Nie zapominamy o jednym z zeszłosezonowych ulubieńców Twierdzy CRS – Russellu Robinsonie. Zawodnik po raz pierwszy od zakończenia sezonu miał okazję zmierzyć się ze swoim byłym klubem. Jak oceniał ten mecz RR?
Były gracz Zastalu podkreślał nerwy, jakie towarzyszyły spotkaniu w Szczecinie: – Byłem nieco zdenerwowany, grając przeciwko Stelmetowi. Wielka drużyna, świetny trener oraz zawodnicy. Byłem poddenerwowany, jednak nasz zespół również należy do dobrych. Liczę, że nadal będziemy się rozwijać i grać coraz lepiej w pozostałej części sezonu.

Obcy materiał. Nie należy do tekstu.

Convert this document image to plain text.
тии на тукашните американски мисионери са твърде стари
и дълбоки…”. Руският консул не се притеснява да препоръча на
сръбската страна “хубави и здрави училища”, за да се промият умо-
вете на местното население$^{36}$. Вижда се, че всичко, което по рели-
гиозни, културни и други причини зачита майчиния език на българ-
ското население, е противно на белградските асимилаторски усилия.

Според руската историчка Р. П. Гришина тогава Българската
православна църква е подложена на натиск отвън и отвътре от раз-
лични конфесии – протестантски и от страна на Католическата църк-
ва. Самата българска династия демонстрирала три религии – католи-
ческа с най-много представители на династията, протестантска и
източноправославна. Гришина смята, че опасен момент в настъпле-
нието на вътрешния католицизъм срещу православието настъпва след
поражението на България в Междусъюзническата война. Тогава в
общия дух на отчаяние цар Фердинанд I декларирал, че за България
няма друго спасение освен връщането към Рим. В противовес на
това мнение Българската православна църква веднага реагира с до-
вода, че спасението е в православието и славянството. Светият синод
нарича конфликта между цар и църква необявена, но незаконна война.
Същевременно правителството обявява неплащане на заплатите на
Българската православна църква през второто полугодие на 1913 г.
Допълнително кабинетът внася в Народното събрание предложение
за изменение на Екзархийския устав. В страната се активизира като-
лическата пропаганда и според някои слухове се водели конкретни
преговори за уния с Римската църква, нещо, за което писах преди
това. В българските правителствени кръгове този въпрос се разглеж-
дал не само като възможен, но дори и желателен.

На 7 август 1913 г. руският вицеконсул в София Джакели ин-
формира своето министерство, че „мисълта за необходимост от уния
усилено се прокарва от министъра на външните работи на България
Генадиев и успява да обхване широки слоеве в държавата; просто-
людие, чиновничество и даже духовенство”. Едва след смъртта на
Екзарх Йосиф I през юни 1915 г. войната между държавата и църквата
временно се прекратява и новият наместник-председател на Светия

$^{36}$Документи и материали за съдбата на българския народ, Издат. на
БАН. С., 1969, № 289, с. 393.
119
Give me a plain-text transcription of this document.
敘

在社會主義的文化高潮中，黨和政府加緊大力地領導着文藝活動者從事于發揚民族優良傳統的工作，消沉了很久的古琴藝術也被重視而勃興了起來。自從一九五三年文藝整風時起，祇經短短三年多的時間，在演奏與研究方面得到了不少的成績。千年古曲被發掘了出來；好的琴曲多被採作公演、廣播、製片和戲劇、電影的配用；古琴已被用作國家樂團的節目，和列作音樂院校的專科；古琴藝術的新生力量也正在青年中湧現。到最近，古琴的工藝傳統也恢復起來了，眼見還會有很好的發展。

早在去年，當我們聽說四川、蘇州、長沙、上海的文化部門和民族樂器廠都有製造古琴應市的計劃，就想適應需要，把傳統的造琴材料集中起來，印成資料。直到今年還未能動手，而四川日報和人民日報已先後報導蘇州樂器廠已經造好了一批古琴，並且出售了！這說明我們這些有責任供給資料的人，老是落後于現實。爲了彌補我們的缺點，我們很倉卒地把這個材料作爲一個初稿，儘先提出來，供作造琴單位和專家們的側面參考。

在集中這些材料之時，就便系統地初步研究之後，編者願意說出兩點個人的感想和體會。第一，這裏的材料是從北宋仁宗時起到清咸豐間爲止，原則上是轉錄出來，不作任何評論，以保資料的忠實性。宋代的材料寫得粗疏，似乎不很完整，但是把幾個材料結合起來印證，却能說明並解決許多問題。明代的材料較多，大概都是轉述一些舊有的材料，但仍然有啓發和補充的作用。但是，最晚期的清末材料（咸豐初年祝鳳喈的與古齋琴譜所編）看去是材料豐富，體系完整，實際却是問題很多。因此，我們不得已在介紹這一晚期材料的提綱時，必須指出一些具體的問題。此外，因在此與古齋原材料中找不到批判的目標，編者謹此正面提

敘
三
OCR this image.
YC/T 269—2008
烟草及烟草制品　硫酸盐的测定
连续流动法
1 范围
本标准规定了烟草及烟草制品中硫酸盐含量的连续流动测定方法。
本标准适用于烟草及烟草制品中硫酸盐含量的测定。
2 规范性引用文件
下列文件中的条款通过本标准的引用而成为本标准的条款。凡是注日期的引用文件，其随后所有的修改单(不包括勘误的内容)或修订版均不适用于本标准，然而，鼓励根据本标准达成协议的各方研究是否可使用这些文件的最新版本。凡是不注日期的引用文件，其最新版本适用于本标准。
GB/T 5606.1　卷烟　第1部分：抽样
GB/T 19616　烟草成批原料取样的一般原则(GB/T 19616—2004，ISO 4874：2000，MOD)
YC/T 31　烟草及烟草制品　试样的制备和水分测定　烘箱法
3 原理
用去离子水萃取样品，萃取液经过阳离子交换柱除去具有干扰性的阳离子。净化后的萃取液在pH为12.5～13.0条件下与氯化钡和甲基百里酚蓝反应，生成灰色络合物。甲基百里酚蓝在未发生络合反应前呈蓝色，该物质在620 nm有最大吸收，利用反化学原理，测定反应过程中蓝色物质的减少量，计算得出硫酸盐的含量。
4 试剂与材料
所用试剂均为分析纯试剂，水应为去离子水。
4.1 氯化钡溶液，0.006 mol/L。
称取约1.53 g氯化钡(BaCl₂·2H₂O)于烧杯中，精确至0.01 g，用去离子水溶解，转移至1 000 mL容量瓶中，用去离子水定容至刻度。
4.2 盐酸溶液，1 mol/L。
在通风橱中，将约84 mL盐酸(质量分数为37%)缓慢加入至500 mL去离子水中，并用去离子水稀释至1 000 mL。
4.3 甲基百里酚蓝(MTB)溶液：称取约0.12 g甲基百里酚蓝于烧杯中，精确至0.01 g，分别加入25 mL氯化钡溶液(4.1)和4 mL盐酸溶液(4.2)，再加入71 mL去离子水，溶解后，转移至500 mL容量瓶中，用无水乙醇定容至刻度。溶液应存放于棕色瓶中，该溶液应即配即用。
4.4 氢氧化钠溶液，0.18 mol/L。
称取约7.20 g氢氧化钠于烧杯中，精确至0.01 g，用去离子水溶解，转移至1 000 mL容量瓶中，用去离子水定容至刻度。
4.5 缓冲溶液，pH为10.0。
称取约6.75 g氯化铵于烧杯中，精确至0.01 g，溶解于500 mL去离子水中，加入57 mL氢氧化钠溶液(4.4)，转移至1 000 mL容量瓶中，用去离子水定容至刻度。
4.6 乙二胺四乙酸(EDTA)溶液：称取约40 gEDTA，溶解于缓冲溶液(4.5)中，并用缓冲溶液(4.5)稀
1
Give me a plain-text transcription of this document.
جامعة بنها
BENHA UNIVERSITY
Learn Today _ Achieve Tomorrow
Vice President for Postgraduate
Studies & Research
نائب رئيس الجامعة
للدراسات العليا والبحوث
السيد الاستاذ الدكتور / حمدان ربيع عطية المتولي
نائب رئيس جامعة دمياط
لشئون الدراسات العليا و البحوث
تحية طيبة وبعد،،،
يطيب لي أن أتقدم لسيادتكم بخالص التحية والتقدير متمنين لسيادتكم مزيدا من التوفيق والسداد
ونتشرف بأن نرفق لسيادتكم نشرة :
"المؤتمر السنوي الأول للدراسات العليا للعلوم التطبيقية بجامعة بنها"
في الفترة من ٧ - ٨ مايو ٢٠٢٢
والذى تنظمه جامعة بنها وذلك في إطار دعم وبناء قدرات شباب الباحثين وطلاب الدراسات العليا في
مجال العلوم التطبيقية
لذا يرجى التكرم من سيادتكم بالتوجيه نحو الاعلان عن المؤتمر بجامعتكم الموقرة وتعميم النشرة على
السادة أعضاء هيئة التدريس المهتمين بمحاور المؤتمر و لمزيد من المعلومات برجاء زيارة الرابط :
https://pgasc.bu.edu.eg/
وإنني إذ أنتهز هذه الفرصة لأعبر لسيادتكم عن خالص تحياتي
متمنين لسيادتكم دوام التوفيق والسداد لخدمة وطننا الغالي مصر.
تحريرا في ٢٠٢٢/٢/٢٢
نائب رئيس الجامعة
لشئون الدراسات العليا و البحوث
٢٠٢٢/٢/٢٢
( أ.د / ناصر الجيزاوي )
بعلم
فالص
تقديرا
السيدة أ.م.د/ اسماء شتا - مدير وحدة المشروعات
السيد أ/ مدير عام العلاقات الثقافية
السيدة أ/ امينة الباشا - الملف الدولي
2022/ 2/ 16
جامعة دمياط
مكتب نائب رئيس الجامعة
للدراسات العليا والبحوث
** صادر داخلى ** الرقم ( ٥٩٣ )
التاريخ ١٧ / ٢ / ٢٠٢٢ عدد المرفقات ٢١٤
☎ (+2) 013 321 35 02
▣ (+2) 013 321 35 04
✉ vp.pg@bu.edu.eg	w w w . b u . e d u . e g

Robinson nie stronił od komplementów pod adresem mistrzów Polski: – Zielonogórzanie są bardzo doświadczonym zespołem, zwłaszcza na „jedynce” – Łukasz Koszarek i Dee Bost to zawodnicy doświadczeni w Europie. Oni wiedzą, jak prowadzić zespół w ostatnich minutach spotkania – podkreślał Robinson. Takie wypowiedzi nie oznaczają jednak, że Robinson „odpuścił” sobie rywalizację w spotkaniu – wręcz przeciwnie, motywacja była znacznie większa niż poprzednio. Ostatecznie RR ukończył mecz z 10 punktami na koncie, dokładając do tego trzy zbiórki, dwie asysty oraz aż cztery przechwyty. Rozgrywającego Wilków faulowano ponadto aż czterokrotnie. Jedynym problemem zawodnika były niecelne rzuty z dystansu – na trzy próby żadna nie znalazła drogi w koszu…
Miło jest zobaczyć byłych zawodników drużyny w akcji. Życzymy Russellowi wszystkiego dobrego w dalszej grze w Tauron Basket Lidze!